The Armory is an imposing stone stronghold on the eastern side of Alicante, part storehouse, part museum, part research center. It represents the only presence of the Iron Sisters within Idris proper, although visitors rarely see them, since the Sisters spend most of their time below ground level, working on new weapon designs, performing repairs, and the like. The Armory serves the same function for Alicante as the weapons room does for an Institute. The Clave has the authority to take whatever weaponry they need from it to outfit Shadowhunters for conflict within Idris. Those who are not Clave members are restricted to the south wing, which serves as a museum of antiquated weapons no longer in use, and showcases a small collection of weapons made famous in Shadowhunter legend.

The building was constructed in a medieval style, echoing fortress imagery, with its high stone walls lined in turrets. However, it dates only from the early 1800s and was built in a self-consciously antiquated style. The interior is not at all laid out like a fortress, and the impression that it gives of being able to withstand artillery fire is mostly a surface affectation. The Iron Sisters are protected instead by doing their work in its extensive and labyrinthine basement levels. A passage somewhere in those basement levels is said to lead directly to the Adamant Citadel.

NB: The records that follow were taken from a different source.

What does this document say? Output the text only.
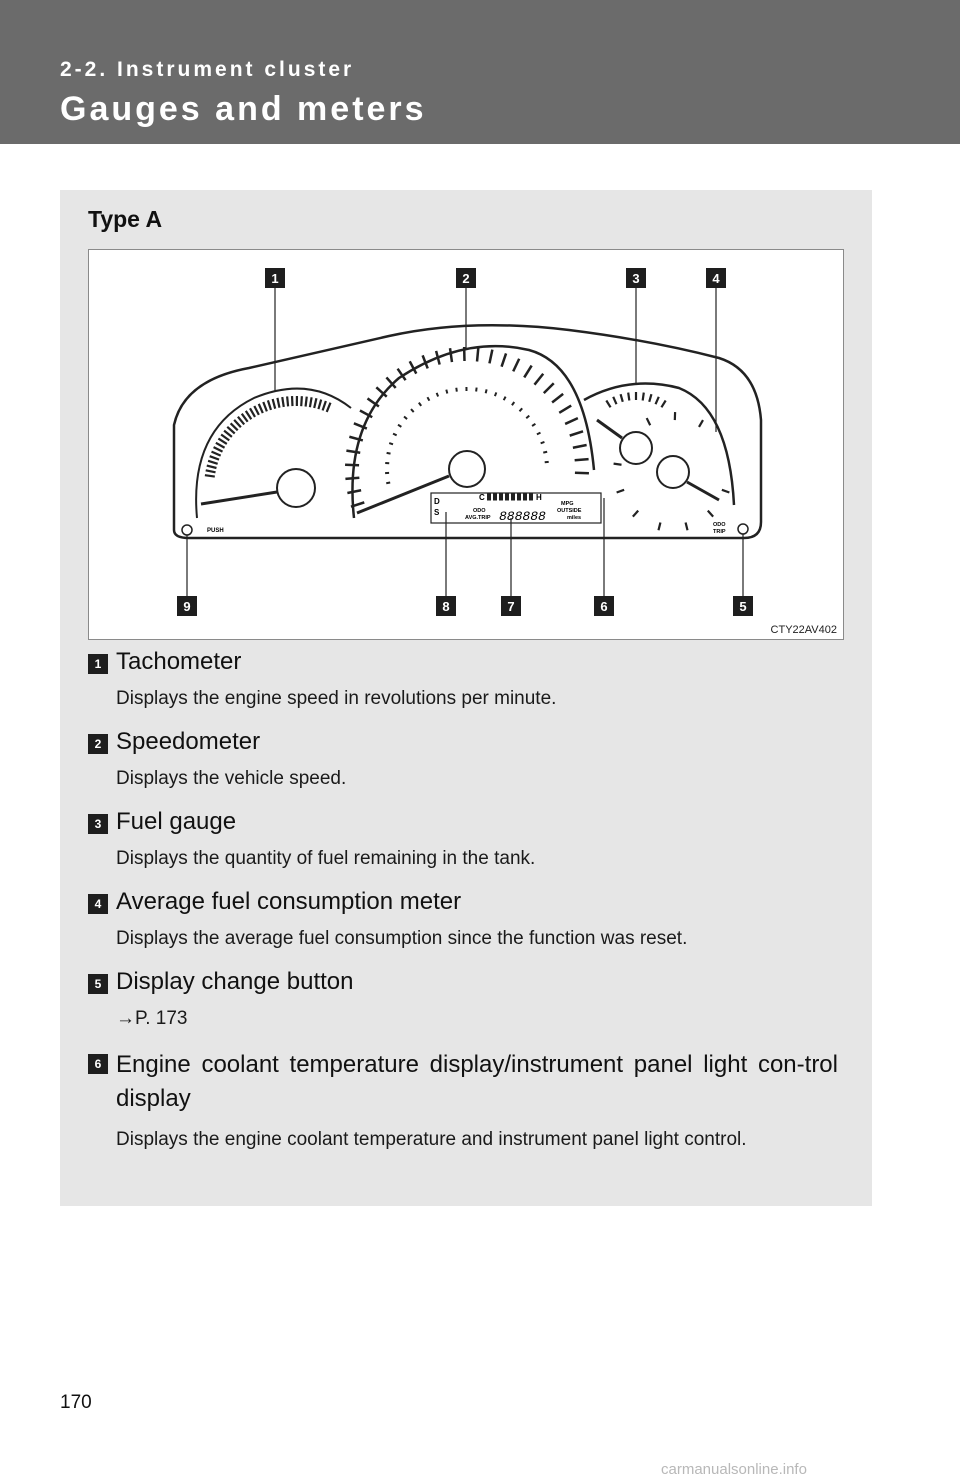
2-2. Instrument cluster
Gauges and meters
Type A
D
S
C	H
ODO
AVG.TRIP 888888
MPG
OUTSIDE
miles
PUSH
ODO
TRIP
1	2	3	4
5
6
7
8
9
CTY22AV402
1 Tachometer
Displays the engine speed in revolutions per minute.
2 Speedometer
Displays the vehicle speed.
3 Fuel gauge
Displays the quantity of fuel remaining in the tank.
4 Average fuel consumption meter
Displays the average fuel consumption since the function was reset.
5 Display change button
→P. 173
6 Engine coolant temperature display/instrument panel light con-trol display
Displays the engine coolant temperature and instrument panel light control.
170
carmanualsonline.info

For many Shadowhunters the Silent City is something taken for granted, a home for the Silent Brothers and a complex city of levels and chambers that has always been there, that has been inhabited for eternity. In truth the Silent City constitutes one of the great engineering feats of its millennium, on par with the building of the greatest of mundane cathedrals and temples.

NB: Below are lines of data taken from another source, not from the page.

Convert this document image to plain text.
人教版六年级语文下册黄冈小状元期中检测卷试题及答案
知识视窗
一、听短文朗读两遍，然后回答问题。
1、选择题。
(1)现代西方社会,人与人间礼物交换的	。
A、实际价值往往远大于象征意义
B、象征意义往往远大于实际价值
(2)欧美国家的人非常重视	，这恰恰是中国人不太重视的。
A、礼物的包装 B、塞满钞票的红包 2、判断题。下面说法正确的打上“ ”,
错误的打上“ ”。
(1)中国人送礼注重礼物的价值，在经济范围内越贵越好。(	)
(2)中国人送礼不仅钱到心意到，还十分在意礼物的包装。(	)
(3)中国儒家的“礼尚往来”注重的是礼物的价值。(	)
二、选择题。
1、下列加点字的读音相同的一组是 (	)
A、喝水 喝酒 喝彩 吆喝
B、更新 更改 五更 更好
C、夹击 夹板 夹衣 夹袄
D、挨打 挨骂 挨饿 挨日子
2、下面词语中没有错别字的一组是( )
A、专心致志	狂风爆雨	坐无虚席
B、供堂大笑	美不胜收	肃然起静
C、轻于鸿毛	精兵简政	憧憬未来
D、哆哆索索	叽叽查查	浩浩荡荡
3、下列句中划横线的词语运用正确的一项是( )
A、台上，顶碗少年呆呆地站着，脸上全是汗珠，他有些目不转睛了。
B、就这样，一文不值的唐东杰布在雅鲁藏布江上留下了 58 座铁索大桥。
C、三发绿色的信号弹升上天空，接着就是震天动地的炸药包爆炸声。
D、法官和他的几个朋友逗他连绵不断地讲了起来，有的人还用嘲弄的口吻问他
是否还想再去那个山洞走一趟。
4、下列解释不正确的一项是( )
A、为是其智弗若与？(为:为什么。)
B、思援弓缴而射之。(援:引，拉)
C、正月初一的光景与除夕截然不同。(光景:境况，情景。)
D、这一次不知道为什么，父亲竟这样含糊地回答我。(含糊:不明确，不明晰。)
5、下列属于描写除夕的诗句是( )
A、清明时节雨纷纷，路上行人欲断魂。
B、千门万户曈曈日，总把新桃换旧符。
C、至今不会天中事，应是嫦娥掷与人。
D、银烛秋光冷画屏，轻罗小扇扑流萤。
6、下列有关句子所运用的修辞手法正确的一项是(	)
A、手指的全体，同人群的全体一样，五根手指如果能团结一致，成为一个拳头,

The actual construction of the Silent City was undertaken by the Silent Brothers, and it took roughly four hundred years for the City to attain its current size and reach. It began as a cavern of worked stone in the mysterious non-geographical space beneath Idris, no more than a small council chamber, a small area used as living quarters, and the earliest Shadowhunter graveyard. That is how David the Silent described it. At that point, of course, it would not have been described as a city. It became known to Shadowhunters as the Silent Cloister and was slowly expanded over the first hundred years or so of the Shadowhunters. Although it had become much larger than its original state, it was still more like a great underground manor house than like a city. Residences for the earliest Silent Brothers had been moved to a separate level; the area for gravesites had been, inevitably, expanded; and the Sword-Chamber, as it was then known, was larger and more imposing.

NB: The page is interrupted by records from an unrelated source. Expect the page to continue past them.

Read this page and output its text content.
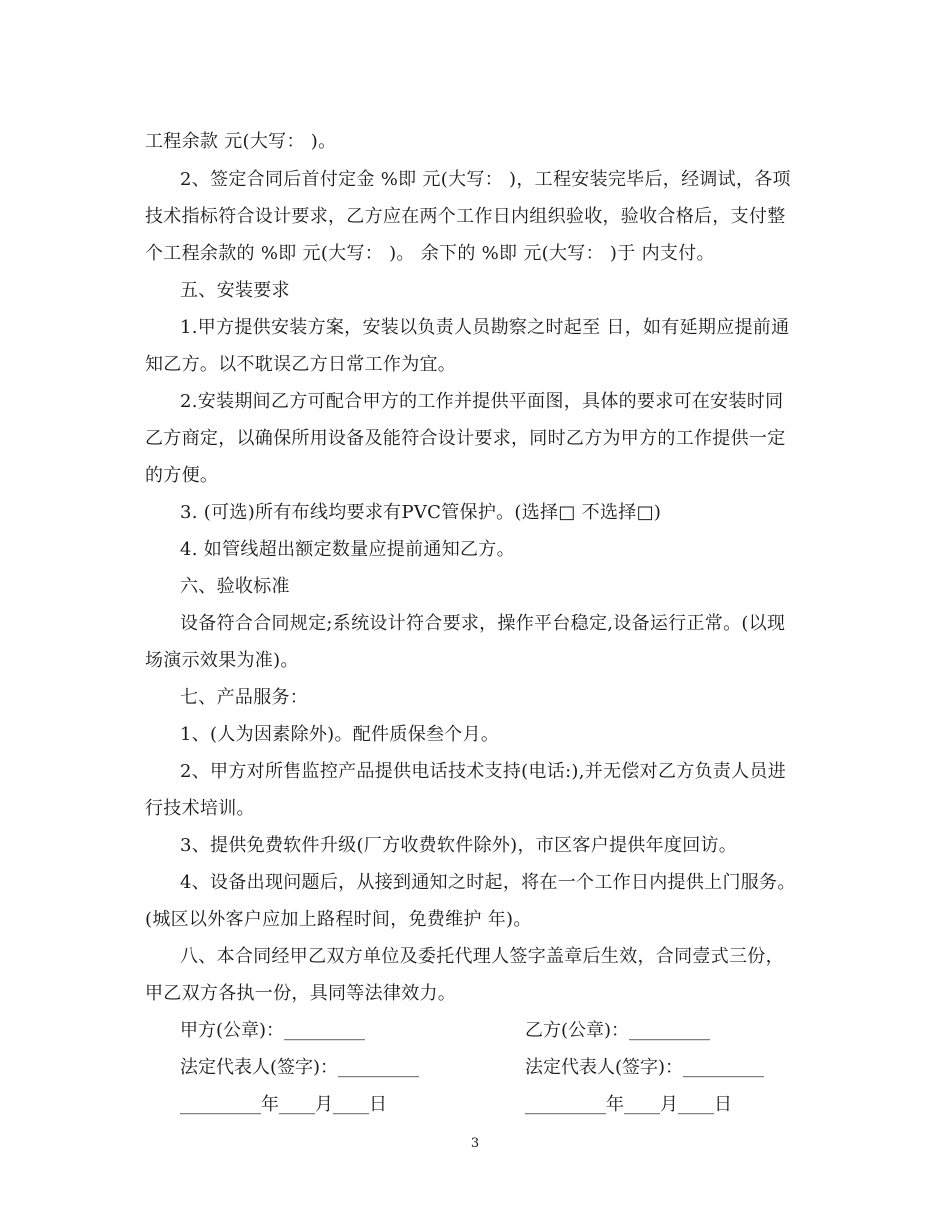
工程余款 元(大写： )。
2、签定合同后首付定金 %即 元(大写： )，工程安装完毕后，经调试，各项
技术指标符合设计要求，乙方应在两个工作日内组织验收，验收合格后，支付整
个工程余款的 %即 元(大写： )。 余下的 %即 元(大写： )于 内支付。
五、安装要求
1.甲方提供安装方案，安装以负责人员勘察之时起至 日，如有延期应提前通
知乙方。以不耽误乙方日常工作为宜。
2.安装期间乙方可配合甲方的工作并提供平面图，具体的要求可在安装时同
乙方商定，以确保所用设备及能符合设计要求，同时乙方为甲方的工作提供一定
的方便。
3. (可选)所有布线均要求有PVC管保护。(选择□ 不选择□)
4. 如管线超出额定数量应提前通知乙方。
六、验收标准
设备符合合同规定;系统设计符合要求，操作平台稳定,设备运行正常。(以现
场演示效果为准)。
七、产品服务：
1、(人为因素除外)。配件质保叁个月。
2、甲方对所售监控产品提供电话技术支持(电话:),并无偿对乙方负责人员进
行技术培训。
3、提供免费软件升级(厂方收费软件除外)，市区客户提供年度回访。
4、设备出现问题后，从接到通知之时起，将在一个工作日内提供上门服务。
(城区以外客户应加上路程时间，免费维护 年)。
八、本合同经甲乙双方单位及委托代理人签字盖章后生效，合同壹式三份，
甲乙双方各执一份，具同等法律效力。
甲方(公章)：_________	乙方(公章)：_________
法定代表人(签字)：_________	法定代表人(签字)：_________
_________年____月____日	_________年____月____日
3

In roughly 1300 the first two entrances to the Silent Cloister were built outside Idris: one in what is now the city of Bangalore, in southern India, and one in the city of Heidelberg, in what is now southern Germany. Both were created to allow Silent Brothers much easier access to the extensive research materials those cities contained; the Silent Brothers also began to recruit for their ranks among the mundane monks and scholars who either lived in or traveled to those cities for wisdom.